Warto przypomnieć, że wiceminister gospodarki i handlu Ukrainy Taras Kaczka powiedział, że „embargo jest jednym z punktów, czymś, co może się zdarzyć”.
„– Dla nas punktem wyjściowym jest znalezienie porozumienia z Polską. Zaproponowaliśmy mechanizm kontrolowania handlu tak, żeby polski rząd mógł pilnować wszystkich dostaw adresowanych do Polski. My rozumiemy, że polski rolnik może myśleć, że to Ukraina coś burzy. Ale tak naprawdę widzimy, że zakazy nie rozwiązują tych problemów, które istnieją systemowo w Polsce. Dlatego zaoferowaliśmy mechanizm bardzo konkretny i właśnie czekamy na odpowiedź ze strony Polski. Oczekujemy, że ta odpowiedź nadejdzie”
— powiedział Kaczka.
RTR na podst. Facebooku, Telegram, TVP Info
3 komentarzy
Martin
20 września 2023 o 21:06Już kilkakrotnie tutaj pisałem ze ten romans z Ukraina, wyjdzie nam bokiem, ale Ukraińcy sprawiają wrażenie ze ta nacja to „not the sharpest tool in the shed”. Jankesi się nabijają i tłumacza tym „intreligetom” ze Polska ma prawo blokować import ukraińskiego zboża, tym bardziej ze Polska oferuje transit zboża przez Polskę, ale tym roszczeniowym leniuchom nie chce się angażować w tranzyt, bo to za dużo roboty, a i zyski wcale nie takie dobre, wiec oni chce sprzedać przy granicy, Polska po roku zrozumiała ze nikt w zachodniej europie nie jest zainteresowany ukraińskim zbożem i sami będziemy musieli się z tym trudzić. Ale to dobrze, ponieważ świat to widzi i będzie zmieniał ich stosunek do Ukrainy, może te „ukraińskie inteligenty” zrozumieją, dlaczego nie dostają tej przyrzeczonej im broni, oni są zmęczeni tym ich skomleniem. Nawet taki kacap Piaskow zauważa fakt, ze świat niedługo będzie patrzył zupełnie inaczej na roszczeniowych awanturników. Przemówienie prezydenta Dudy w ONZ o topielcu było dobre (choć on sam powinien uważać z tym romansowaniem z Zełenskim. Amerykanie twierdzą, że w tym wszystkim jest drugie dno, a mianowicie jest to nagonka na PiS przed wyborami, ponieważ wszystkie te firmy zbożowe na Ukrainie należą do Niemców, Holendrów, Francuzów, Luksemburg i Belgów, czyli największych przyjaciół Polski.
Kressowiak
20 września 2023 o 23:46Nasuwa sie kilka refleksji….

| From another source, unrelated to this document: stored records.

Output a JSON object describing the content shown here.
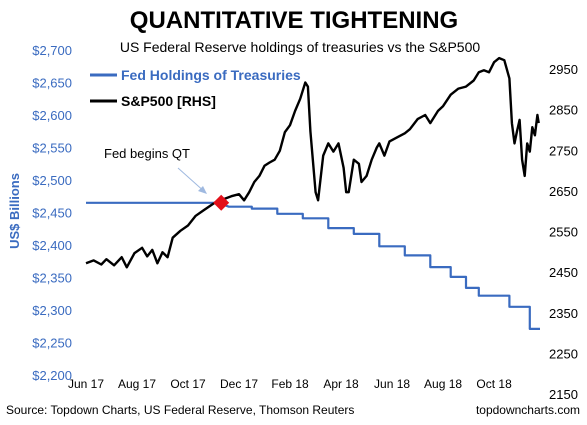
{
  "chart_data": {
    "type": "line",
    "title": "QUANTITATIVE TIGHTENING",
    "subtitle": "US Federal Reserve holdings of treasuries vs the S&P500",
    "ylabel": "US$ Billions",
    "ylim": [
      2200,
      2700
    ],
    "y_ticks": [
      "$2,700",
      "$2,650",
      "$2,600",
      "$2,550",
      "$2,500",
      "$2,450",
      "$2,400",
      "$2,350",
      "$2,300",
      "$2,250",
      "$2,200"
    ],
    "y2lim": [
      2150,
      2950
    ],
    "y2_ticks": [
      "2950",
      "2850",
      "2750",
      "2650",
      "2550",
      "2450",
      "2350",
      "2250",
      "2150"
    ],
    "x_ticks": [
      "Jun 17",
      "Aug 17",
      "Oct 17",
      "Dec 17",
      "Feb 18",
      "Apr 18",
      "Jun 18",
      "Aug 18",
      "Oct 18"
    ],
    "xlim_months": [
      0,
      17.8
    ],
    "series": [
      {
        "name": "Fed Holdings of Treasuries",
        "axis": "left",
        "color": "#3a6bc0",
        "points": [
          [
            0,
            2465
          ],
          [
            5.2,
            2465
          ],
          [
            5.6,
            2459
          ],
          [
            6.5,
            2459
          ],
          [
            6.5,
            2456
          ],
          [
            7.5,
            2456
          ],
          [
            7.5,
            2448
          ],
          [
            8.5,
            2448
          ],
          [
            8.5,
            2441
          ],
          [
            9.5,
            2441
          ],
          [
            9.5,
            2426
          ],
          [
            10.5,
            2426
          ],
          [
            10.5,
            2417
          ],
          [
            11.5,
            2417
          ],
          [
            11.5,
            2398
          ],
          [
            12.5,
            2398
          ],
          [
            12.5,
            2384
          ],
          [
            13.5,
            2384
          ],
          [
            13.5,
            2366
          ],
          [
            14.3,
            2366
          ],
          [
            14.3,
            2351
          ],
          [
            14.9,
            2351
          ],
          [
            14.9,
            2334
          ],
          [
            15.4,
            2334
          ],
          [
            15.4,
            2322
          ],
          [
            16.6,
            2322
          ],
          [
            16.6,
            2305
          ],
          [
            17.4,
            2305
          ],
          [
            17.4,
            2271
          ],
          [
            17.8,
            2271
          ]
        ]
      },
      {
        "name": "S&P500 [RHS]",
        "axis": "right",
        "color": "#000000",
        "points": [
          [
            0,
            2425
          ],
          [
            0.3,
            2432
          ],
          [
            0.6,
            2422
          ],
          [
            0.8,
            2435
          ],
          [
            1.1,
            2420
          ],
          [
            1.4,
            2440
          ],
          [
            1.6,
            2415
          ],
          [
            1.9,
            2450
          ],
          [
            2.2,
            2463
          ],
          [
            2.4,
            2442
          ],
          [
            2.6,
            2458
          ],
          [
            2.8,
            2425
          ],
          [
            3.0,
            2452
          ],
          [
            3.2,
            2440
          ],
          [
            3.4,
            2488
          ],
          [
            3.7,
            2505
          ],
          [
            4.0,
            2518
          ],
          [
            4.3,
            2542
          ],
          [
            4.6,
            2555
          ],
          [
            4.9,
            2568
          ],
          [
            5.1,
            2576
          ],
          [
            5.4,
            2583
          ],
          [
            5.7,
            2590
          ],
          [
            6.0,
            2595
          ],
          [
            6.2,
            2580
          ],
          [
            6.4,
            2600
          ],
          [
            6.6,
            2625
          ],
          [
            6.8,
            2640
          ],
          [
            7.0,
            2665
          ],
          [
            7.2,
            2673
          ],
          [
            7.4,
            2680
          ],
          [
            7.6,
            2702
          ],
          [
            7.8,
            2748
          ],
          [
            8.0,
            2765
          ],
          [
            8.2,
            2800
          ],
          [
            8.4,
            2830
          ],
          [
            8.6,
            2870
          ],
          [
            8.7,
            2860
          ],
          [
            8.8,
            2750
          ],
          [
            9.0,
            2600
          ],
          [
            9.1,
            2580
          ],
          [
            9.3,
            2690
          ],
          [
            9.5,
            2720
          ],
          [
            9.7,
            2700
          ],
          [
            9.9,
            2720
          ],
          [
            10.1,
            2660
          ],
          [
            10.2,
            2600
          ],
          [
            10.3,
            2600
          ],
          [
            10.5,
            2680
          ],
          [
            10.7,
            2670
          ],
          [
            10.8,
            2625
          ],
          [
            11.0,
            2640
          ],
          [
            11.2,
            2680
          ],
          [
            11.4,
            2710
          ],
          [
            11.5,
            2720
          ],
          [
            11.7,
            2690
          ],
          [
            11.9,
            2725
          ],
          [
            12.2,
            2735
          ],
          [
            12.5,
            2745
          ],
          [
            12.7,
            2755
          ],
          [
            13.0,
            2780
          ],
          [
            13.3,
            2790
          ],
          [
            13.5,
            2770
          ],
          [
            13.8,
            2800
          ],
          [
            14.0,
            2812
          ],
          [
            14.3,
            2840
          ],
          [
            14.6,
            2855
          ],
          [
            14.9,
            2860
          ],
          [
            15.2,
            2875
          ],
          [
            15.4,
            2895
          ],
          [
            15.6,
            2900
          ],
          [
            15.8,
            2895
          ],
          [
            16.0,
            2920
          ],
          [
            16.2,
            2930
          ],
          [
            16.4,
            2925
          ],
          [
            16.6,
            2880
          ],
          [
            16.7,
            2770
          ],
          [
            16.8,
            2720
          ],
          [
            16.9,
            2750
          ],
          [
            17.0,
            2778
          ],
          [
            17.1,
            2680
          ],
          [
            17.2,
            2640
          ],
          [
            17.3,
            2720
          ],
          [
            17.4,
            2700
          ],
          [
            17.5,
            2760
          ],
          [
            17.6,
            2740
          ],
          [
            17.7,
            2790
          ],
          [
            17.75,
            2770
          ]
        ]
      }
    ],
    "annotation": {
      "text": "Fed begins QT",
      "point": [
        5.3,
        2465
      ],
      "marker_color": "#e3101a"
    },
    "grid": false,
    "legend_position": "top-left"
  },
  "footer": {
    "source": "Source: Topdown Charts, US Federal Reserve, Thomson Reuters",
    "brand": "topdowncharts.com"
  }
}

Ukraińcy nie są, nigdy nie byli i chyba nigdy nie będą naszymi przyjaciółmi, wbrew swoim wypowiedziom o „braterstwie” itp. infantylizmach, a już myślenie w kategoriach jakiegoś strategicznego sojuszu czy mozliwośći bliskiej współpracy w przyszłości, to idiotyczne mrzonki.
Ukraińcy postrzegają Polskę jako kraj „3 kategorii” w Europie i UE, raczej jako przeszkodę dla Ukrainy w zajęciu należnego jej miejsca, jednego z największych mocarstw w Europie. I traktuja tę Polskę czysto instrumentalnie, jako wykonawcę poleceń Waszyngtonu czy Berlina. A jesli ta Polska pisowska próbuje „wierzgać” brukselsko-niemieckim urzędnikom, Ukraińcy instynktownie ida na kolaborację z Berlinem, który w ich mniemaniu rzadzi UE, więc jesli coś uzgodnia z Berlinem (Berlin coś obieca) to pozostałe kraje pomiędzy Niemcami a Ukrainą można i należy już TRAKTOWAĆ Z BUTA, żeby zajęły „właściwe miejsce między „europejskimi mocarstwami”.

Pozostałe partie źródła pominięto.